Buick Regal Cielo Buick Regal Cielo
Specialty File

Whimsy doesn't come to Buick naturally. VW and Chrysler will put wacky show cars like the New Beetle and the Prowler into production, but when was the last time any GM division did that? The '53 Corvette?

Putting aside its golf clubs for a moment, Buick is working to adapt the multipart convertible roof from the four-door Cielo concept car shown at the 1999 Detroit auto show to the Regal sedan currently in production. The first result of that effort is the Regal Cielo, which turned up at this year's Los Angeles auto show.

The Regal Cielo isn't so much a concept car as it is Buick's first step toward showing that it can respond to the public's desires in a nimble and quick manner, and with some passion. More than just an engineering exercise, it's the division looking at its own corporate soul.

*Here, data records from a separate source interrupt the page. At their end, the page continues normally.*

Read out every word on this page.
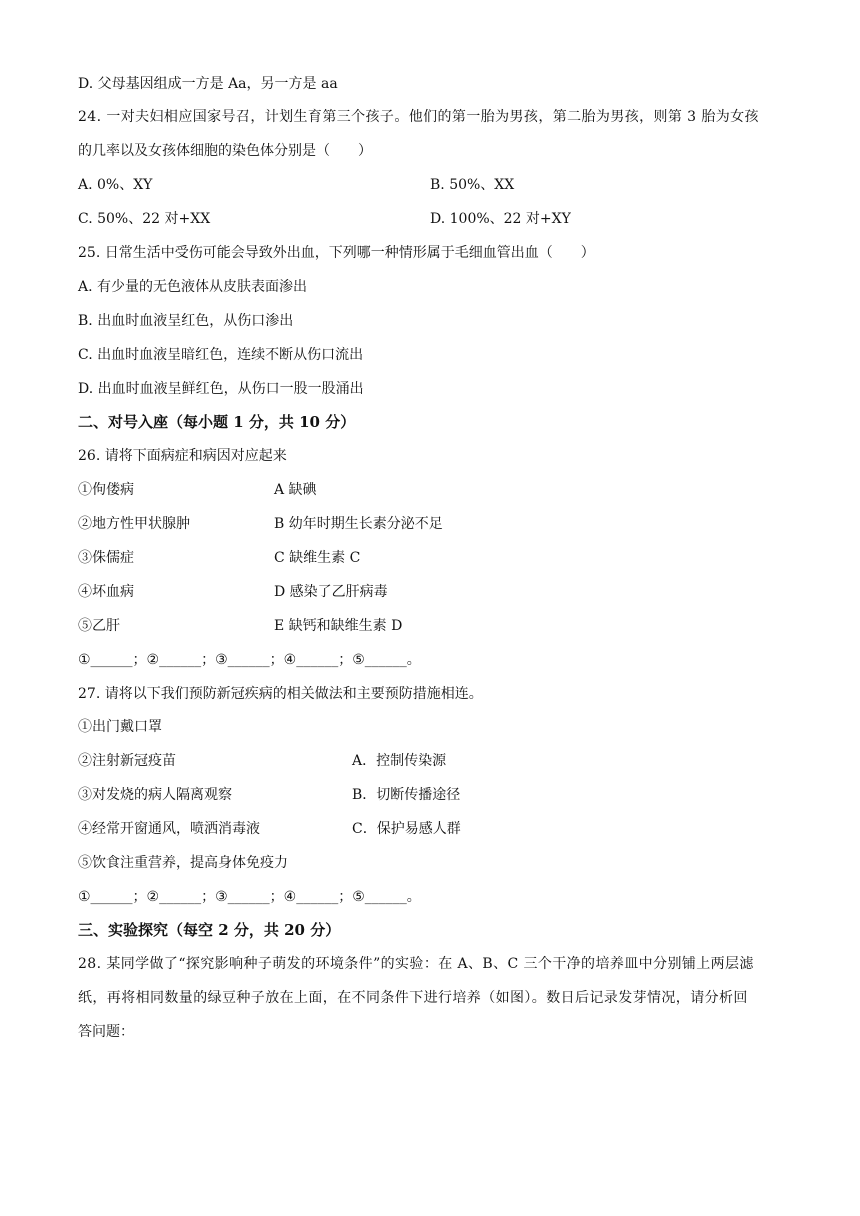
D. 父母基因组成一方是 Aa，另一方是 aa
24. 一对夫妇相应国家号召，计划生育第三个孩子。他们的第一胎为男孩，第二胎为男孩，则第 3 胎为女孩
的几率以及女孩体细胞的染色体分别是（　　）
A. 0%、XY	B. 50%、XX
C. 50%、22 对+XX	D. 100%、22 对+XY
25. 日常生活中受伤可能会导致外出血，下列哪一种情形属于毛细血管出血（　　）
A. 有少量的无色液体从皮肤表面渗出
B. 出血时血液呈红色，从伤口渗出
C. 出血时血液呈暗红色，连续不断从伤口流出
D. 出血时血液呈鲜红色，从伤口一股一股涌出
二、对号入座（每小题 1 分，共 10 分）
26. 请将下面病症和病因对应起来
①佝偻病	A 缺碘
②地方性甲状腺肿	B 幼年时期生长素分泌不足
③侏儒症	C 缺维生素 C
④坏血病	D 感染了乙肝病毒
⑤乙肝	E 缺钙和缺维生素 D
①______；②______；③______；④______；⑤______。
27. 请将以下我们预防新冠疾病的相关做法和主要预防措施相连。
①出门戴口罩
②注射新冠疫苗	A．控制传染源
③对发烧的病人隔离观察	B．切断传播途径
④经常开窗通风，喷洒消毒液	C．保护易感人群
⑤饮食注重营养，提高身体免疫力
①______；②______；③______；④______；⑤______。
三、实验探究（每空 2 分，共 20 分）
28. 某同学做了“探究影响种子萌发的环境条件”的实验：在 A、B、C 三个干净的培养皿中分别铺上两层滤
纸，再将相同数量的绿豆种子放在上面，在不同条件下进行培养（如图）。数日后记录发芽情况，请分析回
答问题：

Starting with a production Regal GS sedan powered by the 240-horsepower supercharged 3800 V-6, the team working for Michael Doble, Buick's manager of specialty vehicles, basically hacksawed out the rear window and the roof between the structural stampings that support the doors. Filling that space are two movable steel panels and new rear glass that slide along rails in channels on either side of the roof. Touch a conventional-looking sunroof button, and the glass and roof sections slide down those rails past a neatly integrated panel at the leading edge of the trunklid to store vertically behind the rear seat.

Except for some slight reshaping along the bottom of the C-pillars, a shortened trunklid to accommodate the tonneau and its integrated third brake light, and the tunneled appearance of the new rear window, when the Regal Cielo is buttoned up, it looks pretty much like any other Regal. When the car is in full open-air mode, it looks somewhat like a parade car for a South American military strongman. Think of it as the Augusto Pinochet package.

Since the roof settles down smack between the rear wheels, the challenge for Buick was accommodating that stack and the eight electric motors that operate it exactly where the rear suspension is located. So the engineers replaced the coil springs with compact air springs, freeing up enough space for the roof panels. If the Cielo roof were to go into regular production, it would likely have to be engineered to somehow work with the stock suspension. Despite all the whirring mechanisms involved, Buick claims the whole assembly adds only 109 pounds to a standard Regal GS, and with the top closed, the trunk pass-through for long objects is retained.

Beyond that, the only other changes to the Regal Cielo prototype were the adoption of Baer Racing brakes behind 17-inch wheels, some lower body cladding, a special grille, subdued Cielo badges, and a short rear spoiler to add dazzle on the show stand. When the roof is closed, casual observers will never know the Regal Cielo is anything but another Regal GS.

Taking into account the fact that the rear suspension isn't completely sorted out, the Regal Cielo works surprisingly well. In a short drive at city speeds around Laguna Beach in Southern California, we found that the retention of the one-piece door-ring stampings seems to pay off in a solid structure for the car. With the top completely open and the side windows closed, front seat passengers feel nary a breeze; those in the back, only the lightest wisp. When it's all closed, the driving experience is indistinguishable from stock. The roof can also be adjusted in intermediate steps, opening the forward panel as a huge conventional sunroof or lowering the rear window for a Mercury Turnpike Cruiser effect.